5.4.4. Page Replacement Algorithms¶
When there is a page fault, the referenced page must be loaded.
If there is no available frame in memory, then one page is selected for replacement
If the selected page has been modified, it must be copied back to disk (swapped out)
A page replacement algorithm is said to satisfy the inclusion property or is called a stack algorithm if the set of pages in a k-frame memory is always a subset of the pages in a (k + 1) frame memory.
5.4.4.1. Static Replacement Algorithms¶
The static paging algorithms implement the replacement policy when the frame allocation to a process is fixed.
5.4.4.1.1. First-In-First-Out (FIFO) Replacement¶
On a page fault, the frame that has been in memory the longest is replaced.

FIFO is not a stack algorithm. In certain cases, the number of page faults can actually increase when more frames are allocated to the process. In the example below, there are 9 page faults for 3 frames and 10 page faults for 4 frames.

5.4.4.1.2. Optimal Replacement¶
The Belady’s optimal algorithm cheats. It looks forward in time to see which frame to replace on a page fault. Thus it is not a real replacement algorithm.

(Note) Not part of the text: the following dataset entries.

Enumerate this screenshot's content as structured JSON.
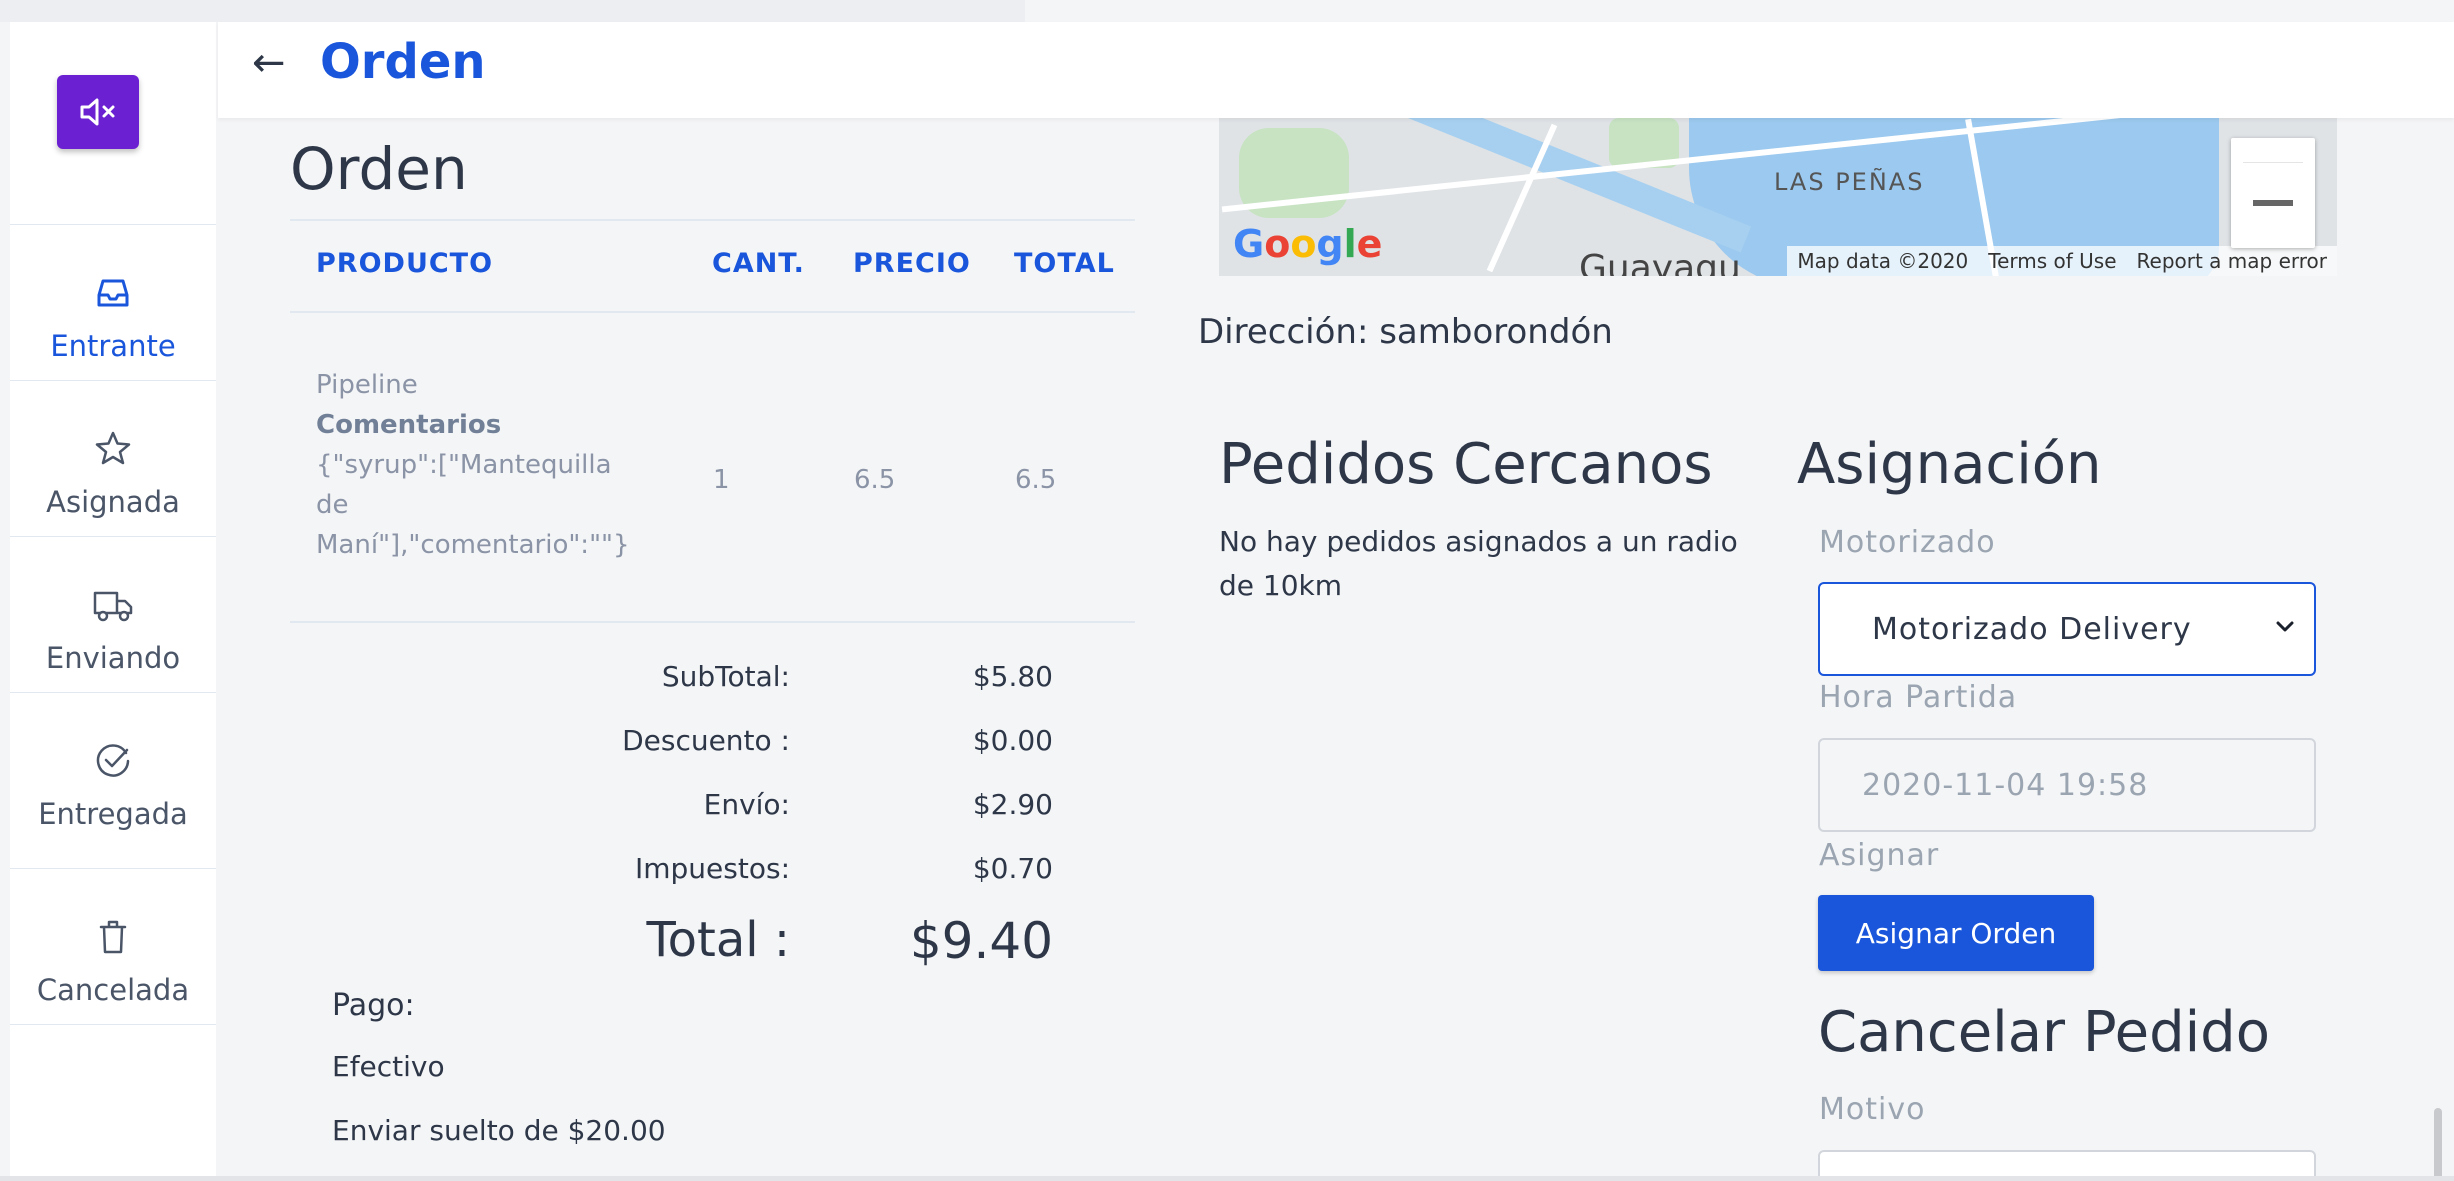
{
  "header": {
    "back_icon": "arrow-left-icon",
    "title": "Orden"
  },
  "sidebar": {
    "mute_icon": "volume-mute-icon",
    "items": [
      {
        "label": "Entrante",
        "icon": "inbox-icon",
        "active": true
      },
      {
        "label": "Asignada",
        "icon": "star-icon",
        "active": false
      },
      {
        "label": "Enviando",
        "icon": "truck-icon",
        "active": false
      },
      {
        "label": "Entregada",
        "icon": "check-circle-icon",
        "active": false
      },
      {
        "label": "Cancelada",
        "icon": "trash-icon",
        "active": false
      }
    ]
  },
  "order": {
    "heading": "Orden",
    "columns": [
      "PRODUCTO",
      "CANT.",
      "PRECIO",
      "TOTAL"
    ],
    "item": {
      "name": "Pipeline",
      "comments_label": "Comentarios",
      "comments_lines": [
        "{\"syrup\":[\"Mantequilla",
        "de",
        "Maní\"],\"comentario\":\"\"}"
      ],
      "qty": "1",
      "price": "6.5",
      "total": "6.5"
    },
    "summary": [
      {
        "label": "SubTotal:",
        "value": "$5.80"
      },
      {
        "label": "Descuento :",
        "value": "$0.00"
      },
      {
        "label": "Envío:",
        "value": "$2.90"
      },
      {
        "label": "Impuestos:",
        "value": "$0.70"
      }
    ],
    "total_label": "Total :",
    "total_value": "$9.40",
    "payment_label": "Pago:",
    "payment_method": "Efectivo",
    "change_note": "Enviar suelto de $20.00"
  },
  "map": {
    "area_label": "LAS PEÑAS",
    "city_label": "Guayaqu",
    "logo": "Google",
    "credits": [
      "Map data ©2020",
      "Terms of Use",
      "Report a map error"
    ],
    "colors": {
      "water": "#9cc9ef",
      "park": "#c7e3c2",
      "land": "#dfe3e6"
    }
  },
  "address": "Dirección: samborondón",
  "nearby": {
    "heading": "Pedidos Cercanos",
    "message": "No hay pedidos asignados a un radio de 10km"
  },
  "assignment": {
    "heading": "Asignación",
    "driver_label": "Motorizado",
    "driver_value": "Motorizado Delivery",
    "departure_label": "Hora Partida",
    "departure_value": "2020-11-04 19:58",
    "assign_label": "Asignar",
    "assign_button": "Asignar Orden"
  },
  "cancel": {
    "heading": "Cancelar Pedido",
    "reason_label": "Motivo"
  },
  "colors": {
    "accent": "#1a56db",
    "mute_button": "#6b21d1"
  }
}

It gives us a frame of reference for a given static frame access sequence.

5.4.4.1.3. Least Recently Used (LRU) Replacement¶
On a page fault, the frame that was least recently used in replaced.

5.4.4.2. LRU Approximation¶
Pages with a current copy on disk are first choice for pages to be removed when more memory is needed. To facilitate Page Replacement Algorithms, a table of valid or invalid bits (also called dirty bits) is maintained.

With each page table entry a valid-invalid bit is associated:
1 (in-memory)
0 (not-in-memory)
Initially valid-invalid but is set to 0 on all entries.
In idle times, dirty frame are copied to disk.
Additional Reference Bit: whether the frame was recently referenced.